高レベル放射性廃棄物は国内に約1万7000トン

それでも難しい「処分場選定」(画像はイメージ)
それでも難しい「処分場選定」(画像はイメージ)

   高レベル放射性廃棄物は、原発の使用済み核燃料を再処理した後に出るもので、国内に約1万7000トンあり、原発を動かせば増えていく。これをガラスで固めて容器に密封し、地下に埋めるのが最終処分だ。

   この問題を検討してきた経済産業省の作業部会(委員長・増田寛也元総務相)がこのほど、特定放射性廃棄物最終処分法に基づく「基本方針」の改定案を大筋で了承。政府は3~4月にも閣議決定したい考えという。現行の基本方針は福島第1原発事故前の2008年に改定されたもので、今回が7年ぶり2回目の改定になる。

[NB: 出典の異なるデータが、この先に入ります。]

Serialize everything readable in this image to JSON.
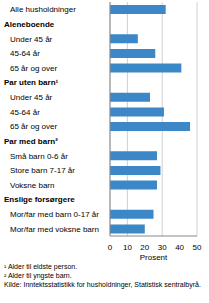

   最終処分は、原発を持つ電力会社などが出資する経産省の認可法人「原子力発電環境整備機構(NUMO)」が事業主体になり、地下300メートルより深いところに埋める「地層処分」を基本とすることが法律で定められている。NUMOは2002年から処分地を探す調査に入る前段として、調査を受け入れてくれる自治体を公募しているが、調査に入ったケースはない。このため、2013年末に関係閣僚会議で、公募方式を改め、国が地質の安全性などの適性が高い「科学的有望地」を複数指定し、国から自治体に調査受け入れを求める方式にするとしていた。